Oregon Roads - Bus. US 101



Photos progress southward.


I promise you this is also Business US 101.


Views approaching the north end of Business US 101 and the west end of OR 202. This is US 101's New Youngs Bay Bridge, built in 1964 to straighten the alignment of Business US 101 and add capacity from Warrenton to Astoria.


Business US 101 gets the regular Youngs Bay Bridge, which now qualifies as being Old (1921) despite also being Youngs. I find it interesting that this drawbridge has an advance signal that goes from green to red, providing not just warning but requiring anyone who sees it to stop well ahead of the ultimate stop line at the bridge. It is also interesting that there is a central green and two outer reds. I would expect, and the MUTCD requires, that a regular signal would work just fine here instead.


Finishing my drive south and taking a look back north at the interesting underbits.


Here's what the New bridge looks like from this faraway vantage.

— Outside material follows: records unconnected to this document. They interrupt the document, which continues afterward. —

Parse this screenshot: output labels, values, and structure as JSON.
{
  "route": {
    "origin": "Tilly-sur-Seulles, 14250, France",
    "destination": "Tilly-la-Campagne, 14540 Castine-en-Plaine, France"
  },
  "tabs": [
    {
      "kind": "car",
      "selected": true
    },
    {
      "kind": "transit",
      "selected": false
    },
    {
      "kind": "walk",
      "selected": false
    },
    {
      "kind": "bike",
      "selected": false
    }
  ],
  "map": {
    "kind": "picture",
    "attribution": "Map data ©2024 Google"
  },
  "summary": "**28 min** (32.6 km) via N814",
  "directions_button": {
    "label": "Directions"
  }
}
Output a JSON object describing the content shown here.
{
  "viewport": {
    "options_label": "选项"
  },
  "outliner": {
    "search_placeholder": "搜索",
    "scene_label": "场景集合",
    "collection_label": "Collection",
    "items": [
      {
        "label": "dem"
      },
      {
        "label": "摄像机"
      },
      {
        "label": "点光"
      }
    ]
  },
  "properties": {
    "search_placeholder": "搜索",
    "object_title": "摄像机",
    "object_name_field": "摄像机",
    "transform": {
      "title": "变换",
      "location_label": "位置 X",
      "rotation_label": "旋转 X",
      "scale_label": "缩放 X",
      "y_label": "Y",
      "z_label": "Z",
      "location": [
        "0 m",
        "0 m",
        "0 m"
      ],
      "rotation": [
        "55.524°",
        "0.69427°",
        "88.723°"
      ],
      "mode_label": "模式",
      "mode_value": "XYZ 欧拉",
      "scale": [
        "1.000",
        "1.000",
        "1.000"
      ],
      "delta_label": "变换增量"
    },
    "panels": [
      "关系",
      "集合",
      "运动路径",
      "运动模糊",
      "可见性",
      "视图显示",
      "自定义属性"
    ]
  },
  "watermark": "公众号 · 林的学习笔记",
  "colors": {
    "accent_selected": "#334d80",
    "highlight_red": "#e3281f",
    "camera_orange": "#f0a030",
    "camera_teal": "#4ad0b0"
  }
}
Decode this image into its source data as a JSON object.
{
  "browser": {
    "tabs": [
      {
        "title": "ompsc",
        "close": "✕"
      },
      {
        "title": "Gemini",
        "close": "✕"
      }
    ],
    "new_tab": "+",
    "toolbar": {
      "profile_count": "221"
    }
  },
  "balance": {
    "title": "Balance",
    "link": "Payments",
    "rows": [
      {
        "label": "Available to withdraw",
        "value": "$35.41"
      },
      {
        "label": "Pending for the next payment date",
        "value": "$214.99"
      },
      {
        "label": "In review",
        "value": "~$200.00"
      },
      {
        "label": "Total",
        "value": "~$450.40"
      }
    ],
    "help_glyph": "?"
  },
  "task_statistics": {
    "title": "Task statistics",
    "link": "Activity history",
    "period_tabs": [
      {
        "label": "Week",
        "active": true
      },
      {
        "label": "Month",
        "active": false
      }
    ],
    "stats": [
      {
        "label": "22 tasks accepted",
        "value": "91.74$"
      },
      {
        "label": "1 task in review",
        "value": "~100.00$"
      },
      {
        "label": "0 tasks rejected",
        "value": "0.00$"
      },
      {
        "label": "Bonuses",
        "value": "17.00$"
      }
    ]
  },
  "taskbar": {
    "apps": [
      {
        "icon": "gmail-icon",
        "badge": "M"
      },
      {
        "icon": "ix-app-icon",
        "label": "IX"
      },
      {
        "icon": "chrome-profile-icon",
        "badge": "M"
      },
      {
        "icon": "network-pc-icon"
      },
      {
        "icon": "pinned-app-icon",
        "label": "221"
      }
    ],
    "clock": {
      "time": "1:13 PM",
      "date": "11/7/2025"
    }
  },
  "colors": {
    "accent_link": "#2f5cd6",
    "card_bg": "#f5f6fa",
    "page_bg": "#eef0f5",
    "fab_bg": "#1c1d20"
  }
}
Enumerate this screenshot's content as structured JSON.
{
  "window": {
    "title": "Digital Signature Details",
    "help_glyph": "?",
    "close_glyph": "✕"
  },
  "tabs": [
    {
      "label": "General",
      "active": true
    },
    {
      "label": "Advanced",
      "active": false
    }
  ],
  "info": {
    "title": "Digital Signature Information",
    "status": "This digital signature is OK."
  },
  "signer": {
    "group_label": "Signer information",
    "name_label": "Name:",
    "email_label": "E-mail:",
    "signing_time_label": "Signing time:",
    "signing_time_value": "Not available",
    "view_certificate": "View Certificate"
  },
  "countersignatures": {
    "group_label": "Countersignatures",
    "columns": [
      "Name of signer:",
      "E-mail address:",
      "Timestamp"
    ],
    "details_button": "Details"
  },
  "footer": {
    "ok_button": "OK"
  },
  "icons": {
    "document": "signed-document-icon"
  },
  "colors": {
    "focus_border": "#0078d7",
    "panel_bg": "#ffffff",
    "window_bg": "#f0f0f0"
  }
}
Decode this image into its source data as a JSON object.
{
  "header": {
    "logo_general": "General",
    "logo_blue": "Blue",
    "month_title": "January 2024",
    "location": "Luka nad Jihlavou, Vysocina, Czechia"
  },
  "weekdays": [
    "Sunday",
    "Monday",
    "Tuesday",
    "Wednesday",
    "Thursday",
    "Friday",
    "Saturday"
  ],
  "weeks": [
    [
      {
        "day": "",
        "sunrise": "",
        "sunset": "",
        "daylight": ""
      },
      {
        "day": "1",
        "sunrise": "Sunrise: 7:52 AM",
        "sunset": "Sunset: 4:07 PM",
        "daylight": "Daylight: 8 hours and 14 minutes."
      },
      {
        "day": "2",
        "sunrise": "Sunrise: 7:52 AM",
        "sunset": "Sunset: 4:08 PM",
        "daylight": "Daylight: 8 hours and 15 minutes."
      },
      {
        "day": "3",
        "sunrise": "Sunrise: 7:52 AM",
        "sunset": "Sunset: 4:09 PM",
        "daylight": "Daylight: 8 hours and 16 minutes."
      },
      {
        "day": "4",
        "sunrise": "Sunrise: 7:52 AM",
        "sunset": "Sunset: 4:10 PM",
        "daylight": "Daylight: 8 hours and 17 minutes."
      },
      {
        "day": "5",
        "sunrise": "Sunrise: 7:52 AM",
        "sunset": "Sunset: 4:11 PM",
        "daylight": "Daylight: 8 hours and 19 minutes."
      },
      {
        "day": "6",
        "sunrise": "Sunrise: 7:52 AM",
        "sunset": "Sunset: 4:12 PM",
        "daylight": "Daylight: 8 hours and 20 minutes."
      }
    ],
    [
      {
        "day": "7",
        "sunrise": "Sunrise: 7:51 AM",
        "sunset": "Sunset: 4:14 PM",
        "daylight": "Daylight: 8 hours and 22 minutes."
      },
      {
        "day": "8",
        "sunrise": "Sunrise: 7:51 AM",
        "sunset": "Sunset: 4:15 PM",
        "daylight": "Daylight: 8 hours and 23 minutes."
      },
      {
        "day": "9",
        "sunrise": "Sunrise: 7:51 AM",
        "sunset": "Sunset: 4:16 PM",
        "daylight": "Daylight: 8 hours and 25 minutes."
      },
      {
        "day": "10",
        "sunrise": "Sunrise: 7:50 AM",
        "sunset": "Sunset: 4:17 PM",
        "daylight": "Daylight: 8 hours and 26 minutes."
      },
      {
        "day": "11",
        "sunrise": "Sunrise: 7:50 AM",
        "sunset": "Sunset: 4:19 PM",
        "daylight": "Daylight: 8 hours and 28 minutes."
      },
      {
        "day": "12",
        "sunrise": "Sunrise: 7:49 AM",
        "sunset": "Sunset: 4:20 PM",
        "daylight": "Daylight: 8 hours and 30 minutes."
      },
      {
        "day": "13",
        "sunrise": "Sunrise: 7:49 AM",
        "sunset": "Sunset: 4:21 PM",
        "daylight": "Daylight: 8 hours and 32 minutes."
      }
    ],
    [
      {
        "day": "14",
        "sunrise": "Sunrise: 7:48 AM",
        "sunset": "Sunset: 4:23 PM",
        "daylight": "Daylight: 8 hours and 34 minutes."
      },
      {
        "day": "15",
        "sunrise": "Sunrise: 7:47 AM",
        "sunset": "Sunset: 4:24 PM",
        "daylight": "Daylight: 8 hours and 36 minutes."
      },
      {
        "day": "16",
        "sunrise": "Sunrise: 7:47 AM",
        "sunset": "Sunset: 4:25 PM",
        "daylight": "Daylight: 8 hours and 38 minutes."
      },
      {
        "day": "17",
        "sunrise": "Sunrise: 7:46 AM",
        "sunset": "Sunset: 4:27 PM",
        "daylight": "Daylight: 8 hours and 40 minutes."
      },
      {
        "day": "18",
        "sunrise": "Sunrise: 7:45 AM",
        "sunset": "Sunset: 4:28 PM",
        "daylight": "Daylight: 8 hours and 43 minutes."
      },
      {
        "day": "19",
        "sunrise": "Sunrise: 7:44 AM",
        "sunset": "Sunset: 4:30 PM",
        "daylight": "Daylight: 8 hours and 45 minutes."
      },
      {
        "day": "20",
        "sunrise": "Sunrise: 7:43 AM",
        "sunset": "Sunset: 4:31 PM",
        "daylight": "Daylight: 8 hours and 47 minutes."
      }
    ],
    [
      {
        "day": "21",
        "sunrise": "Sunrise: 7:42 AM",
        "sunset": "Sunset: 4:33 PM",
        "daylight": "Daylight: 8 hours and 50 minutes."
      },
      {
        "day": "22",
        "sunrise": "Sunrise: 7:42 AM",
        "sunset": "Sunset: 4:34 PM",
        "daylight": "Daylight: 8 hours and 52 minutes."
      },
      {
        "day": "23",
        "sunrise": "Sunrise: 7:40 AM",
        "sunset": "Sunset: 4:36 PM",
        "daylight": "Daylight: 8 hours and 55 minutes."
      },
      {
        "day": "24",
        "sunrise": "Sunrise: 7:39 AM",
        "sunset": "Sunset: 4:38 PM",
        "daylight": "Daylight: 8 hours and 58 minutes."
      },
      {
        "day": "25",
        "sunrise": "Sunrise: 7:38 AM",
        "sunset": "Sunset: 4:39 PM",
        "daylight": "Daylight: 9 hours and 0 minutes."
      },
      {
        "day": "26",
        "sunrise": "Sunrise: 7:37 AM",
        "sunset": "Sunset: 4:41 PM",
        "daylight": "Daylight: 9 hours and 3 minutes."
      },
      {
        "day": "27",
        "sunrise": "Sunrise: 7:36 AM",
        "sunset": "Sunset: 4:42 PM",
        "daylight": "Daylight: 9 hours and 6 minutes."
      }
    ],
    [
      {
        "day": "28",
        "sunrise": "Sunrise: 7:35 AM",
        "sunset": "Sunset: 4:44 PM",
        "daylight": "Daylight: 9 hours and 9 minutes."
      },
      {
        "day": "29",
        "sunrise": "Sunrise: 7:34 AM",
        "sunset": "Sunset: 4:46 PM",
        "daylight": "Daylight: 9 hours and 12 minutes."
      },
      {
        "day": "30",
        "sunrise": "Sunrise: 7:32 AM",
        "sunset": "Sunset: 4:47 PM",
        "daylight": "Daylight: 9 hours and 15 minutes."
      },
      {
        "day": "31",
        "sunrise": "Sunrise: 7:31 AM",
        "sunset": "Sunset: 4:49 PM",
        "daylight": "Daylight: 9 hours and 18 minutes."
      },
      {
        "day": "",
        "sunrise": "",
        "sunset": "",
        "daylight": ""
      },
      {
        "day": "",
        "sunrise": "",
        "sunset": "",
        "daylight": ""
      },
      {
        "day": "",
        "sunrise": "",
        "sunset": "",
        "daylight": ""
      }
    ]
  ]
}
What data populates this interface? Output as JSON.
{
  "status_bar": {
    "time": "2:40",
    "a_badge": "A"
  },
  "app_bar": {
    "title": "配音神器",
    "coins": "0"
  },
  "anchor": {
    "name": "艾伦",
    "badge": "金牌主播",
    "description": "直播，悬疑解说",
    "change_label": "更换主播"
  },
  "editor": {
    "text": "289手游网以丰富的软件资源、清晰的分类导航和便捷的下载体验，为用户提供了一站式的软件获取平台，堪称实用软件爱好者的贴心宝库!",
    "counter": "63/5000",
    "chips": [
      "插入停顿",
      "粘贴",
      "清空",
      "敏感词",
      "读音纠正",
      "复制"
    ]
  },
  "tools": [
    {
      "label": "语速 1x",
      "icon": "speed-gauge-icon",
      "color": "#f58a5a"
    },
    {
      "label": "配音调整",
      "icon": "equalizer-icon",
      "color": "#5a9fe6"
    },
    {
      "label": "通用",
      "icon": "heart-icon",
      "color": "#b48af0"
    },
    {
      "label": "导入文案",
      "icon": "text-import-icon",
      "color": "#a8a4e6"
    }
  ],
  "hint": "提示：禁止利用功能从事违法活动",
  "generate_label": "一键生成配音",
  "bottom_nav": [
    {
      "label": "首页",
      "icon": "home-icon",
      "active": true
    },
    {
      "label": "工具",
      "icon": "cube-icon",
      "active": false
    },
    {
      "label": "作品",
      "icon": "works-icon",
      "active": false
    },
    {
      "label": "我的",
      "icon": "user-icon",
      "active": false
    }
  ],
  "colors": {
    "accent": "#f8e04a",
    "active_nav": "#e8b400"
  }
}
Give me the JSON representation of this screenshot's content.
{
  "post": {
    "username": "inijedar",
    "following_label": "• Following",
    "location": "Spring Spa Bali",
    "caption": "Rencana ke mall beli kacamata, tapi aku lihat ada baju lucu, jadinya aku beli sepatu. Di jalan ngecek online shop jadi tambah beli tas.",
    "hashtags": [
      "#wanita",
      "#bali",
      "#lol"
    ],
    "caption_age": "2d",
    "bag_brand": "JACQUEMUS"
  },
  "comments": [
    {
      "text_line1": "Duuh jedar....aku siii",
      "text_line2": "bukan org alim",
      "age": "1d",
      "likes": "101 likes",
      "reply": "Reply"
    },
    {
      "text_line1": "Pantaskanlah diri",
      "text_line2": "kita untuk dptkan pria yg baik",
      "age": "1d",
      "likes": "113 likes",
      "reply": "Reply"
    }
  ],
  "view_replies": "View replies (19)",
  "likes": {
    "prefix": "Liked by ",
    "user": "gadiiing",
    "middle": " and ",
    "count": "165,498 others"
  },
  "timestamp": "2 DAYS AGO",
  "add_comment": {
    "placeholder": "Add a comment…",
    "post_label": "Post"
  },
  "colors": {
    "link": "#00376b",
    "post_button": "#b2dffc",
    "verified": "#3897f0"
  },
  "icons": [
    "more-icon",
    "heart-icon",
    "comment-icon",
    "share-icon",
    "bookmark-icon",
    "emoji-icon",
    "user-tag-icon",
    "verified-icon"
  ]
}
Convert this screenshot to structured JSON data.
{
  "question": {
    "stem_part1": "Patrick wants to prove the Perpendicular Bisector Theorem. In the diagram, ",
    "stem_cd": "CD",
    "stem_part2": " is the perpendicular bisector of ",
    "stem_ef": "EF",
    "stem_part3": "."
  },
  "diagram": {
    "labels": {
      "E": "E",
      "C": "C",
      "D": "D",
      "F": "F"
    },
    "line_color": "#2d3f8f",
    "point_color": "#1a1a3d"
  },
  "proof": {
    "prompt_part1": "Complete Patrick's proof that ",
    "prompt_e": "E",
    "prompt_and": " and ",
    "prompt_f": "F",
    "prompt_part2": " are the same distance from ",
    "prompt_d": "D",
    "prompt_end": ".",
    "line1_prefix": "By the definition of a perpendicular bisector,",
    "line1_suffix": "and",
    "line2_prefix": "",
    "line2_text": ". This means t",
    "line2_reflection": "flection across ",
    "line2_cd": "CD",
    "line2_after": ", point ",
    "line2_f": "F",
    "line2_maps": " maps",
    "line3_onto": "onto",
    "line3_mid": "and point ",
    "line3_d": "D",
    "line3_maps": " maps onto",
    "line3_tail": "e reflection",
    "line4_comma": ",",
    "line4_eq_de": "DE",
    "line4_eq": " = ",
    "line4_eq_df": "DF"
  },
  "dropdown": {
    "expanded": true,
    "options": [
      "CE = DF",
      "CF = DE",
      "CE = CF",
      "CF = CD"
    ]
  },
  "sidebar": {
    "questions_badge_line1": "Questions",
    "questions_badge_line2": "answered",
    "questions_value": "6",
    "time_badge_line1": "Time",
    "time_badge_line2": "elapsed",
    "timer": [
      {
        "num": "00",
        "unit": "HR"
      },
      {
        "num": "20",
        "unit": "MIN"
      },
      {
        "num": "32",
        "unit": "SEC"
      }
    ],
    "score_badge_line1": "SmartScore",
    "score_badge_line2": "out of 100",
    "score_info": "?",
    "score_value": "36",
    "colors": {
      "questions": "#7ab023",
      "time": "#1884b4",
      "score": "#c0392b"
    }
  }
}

The road turns right, the road turns left, and there's another bridge in between. That's the Lewis and Clark River Bridge, dating to 1925. So what did people do between 1921 and 1925? There was an earlier bridge here. Notice the totally sturdy wooden gates to block bridge traffic and the non-functioning signals. If they remain dark until the bridge needs to lift, that's also an MUTCD violation, as any dark signal is to be treated as a "stop" for all traffic. I see active industry to the south, so I don't think that they're non-functional. Incidentally, this bridge looks like half a Youngs Bay Bridge, from the single set of towers above to the half-green arch below.